A Chilling Friendship - Part IV

Now that she’s dead, I can write about her without fear of lawsuits or reprisals. We were best friends, almost sisters, until we weren’t. Jealousy overtook her, and as a result she intentionally and maliciously tried to sabotage my career. Revenge is a dish best served cold, they say. But my revenge was hot hot hot.  

THIS IS PART 4 of a TEN-PART FICTION STORY

with new episodes published on Tuesdays and Thursdays

Part 1 | Part 2 | Part 3 | Part 4 | Part 5 | Part 6 | Part 7 | Part 8 | Part 9 | Part 10


 

The job Ray offered was so far out of my realm of experience that I nearly laughed in his face. For a puny two-hundred-and-fifty dollars a week, he wanted me to travel around Massachusetts, teaching writing and poetry to inmates of all stripes in high security prisons.

I’d been out of the country for eight years, totally out of touch (if I ever had been) with the sort of population – murderers, felons, conmen – locked behind bars. But I wanted to please Ray, and so I instantly agreed to take the job. And with that began a period of dislocation and malaise that colored every action I undertook. I was miserable. I was drinking too much. I was racing around like a frenetic chicken and my body was slowly going downhill.

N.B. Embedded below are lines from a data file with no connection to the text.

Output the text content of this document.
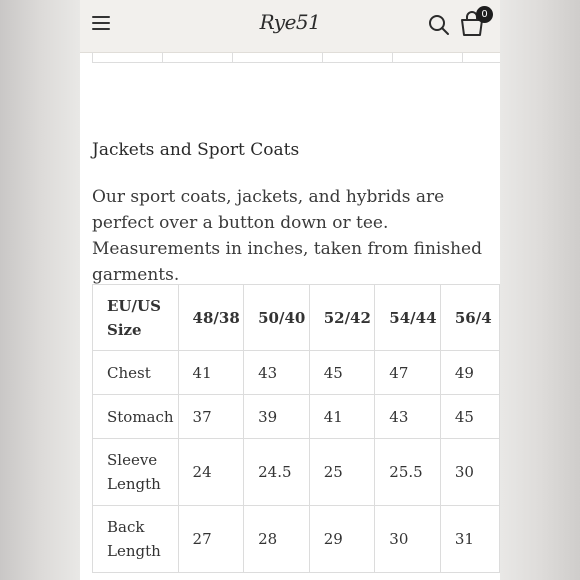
Rye51	0
Jackets and Sport Coats

Our sport coats, jackets, and hybrids are perfect over a button down or tee. Measurements in inches, taken from finished garments.

EU/US Size	48/38	50/40	52/42	54/44	56/4
Chest	41	43	45	47	49
Stomach	37	39	41	43	45
Sleeve Length	24	24.5	25	25.5	30
Back Length	27	28	29	30	31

Meanwhile, Caroline wasn’t entirely thrilled with my new occupation. I knew to wear shapeless clothes and to look as drab as possible every time I crept through those prison gates. Hair pulled back in a tight ponytail, face swept clean of makeup. Inside my mind, I was scared as hell. Just put one foot in front of the other, I thought, not knowing what else to do. I considered myself a fraud, winging it with every class I taught. Not that the prisoners cared. They were just happy for an opportunity to get out of their cells, even if it meant writing a lot of drivel that I would take home and mark up as if the pages were examples of serious literature. “You aren’t earning nearly enough money in that job,” Caroline would say. “You ought to at least be with a company that offers health insurance.”

In the beginning, I didn’t understand that this was a ploy to get me away from Ray, with whom, out of necessity, I was spending a good deal of time. Looking back, I don’t blame Caroline for being concerned about the nature of my relationship with him.

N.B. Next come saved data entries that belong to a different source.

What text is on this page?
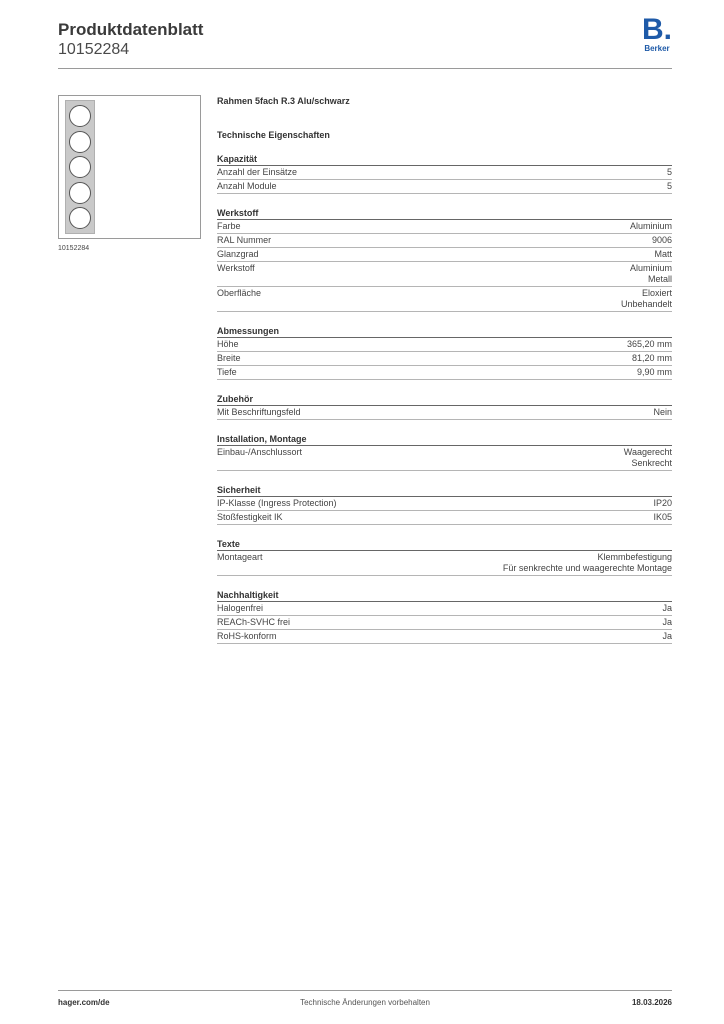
Produktdatenblatt
10152284
B.
Berker
10152284
Rahmen 5fach R.3 Alu/schwarz
Technische Eigenschaften
Kapazität
Anzahl der Einsätze	5
Anzahl Module	5
Werkstoff
Farbe	Aluminium
RAL Nummer	9006
Glanzgrad	Matt
Werkstoff	Aluminium
Metall
Oberfläche	Eloxiert
Unbehandelt
Abmessungen
Höhe	365,20 mm
Breite	81,20 mm
Tiefe	9,90 mm
Zubehör
Mit Beschriftungsfeld	Nein
Installation, Montage
Einbau-/Anschlussort	Waagerecht
Senkrecht
Sicherheit
IP-Klasse (Ingress Protection)	IP20
Stoßfestigkeit IK	IK05
Texte
Montageart	Klemmbefestigung
Für senkrechte und waagerechte Montage
Nachhaltigkeit
Halogenfrei	Ja
REACh-SVHC frei	Ja
RoHS-konform	Ja
hager.com/de	Technische Änderungen vorbehalten	18.03.2026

She wanted Ray for herself, and there I was, hogging all his attention, minding his dog, driving around in his jeep. And the deal was, she was right: despite our sexual preferences, there was something romantic between me and Ray.

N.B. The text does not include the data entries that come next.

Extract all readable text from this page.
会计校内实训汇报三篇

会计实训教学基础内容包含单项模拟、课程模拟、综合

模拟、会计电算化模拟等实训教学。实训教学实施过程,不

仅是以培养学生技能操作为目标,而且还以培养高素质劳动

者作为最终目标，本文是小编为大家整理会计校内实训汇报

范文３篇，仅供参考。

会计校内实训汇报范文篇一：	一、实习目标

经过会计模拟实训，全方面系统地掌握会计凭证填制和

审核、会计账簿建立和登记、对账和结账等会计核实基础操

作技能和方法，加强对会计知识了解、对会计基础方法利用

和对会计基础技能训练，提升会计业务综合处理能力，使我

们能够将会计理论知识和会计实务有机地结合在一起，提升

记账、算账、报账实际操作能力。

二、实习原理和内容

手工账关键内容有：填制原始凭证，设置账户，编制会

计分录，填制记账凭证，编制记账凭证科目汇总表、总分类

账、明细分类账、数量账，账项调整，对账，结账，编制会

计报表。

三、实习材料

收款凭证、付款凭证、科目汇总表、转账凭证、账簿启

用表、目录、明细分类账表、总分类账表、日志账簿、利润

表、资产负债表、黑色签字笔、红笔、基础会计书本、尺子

Meanwhile I had found a place to live in a rambling three-story house that I shared with two other single moms and their kids. Since I was the last person to sign on, I was given the least desirable room, a dark little space with a desk, bunkbed and ratty carpet. On the day before I moved in, Ray announced that he wanted to come over and inspect the premises to make sure everything was up to speed.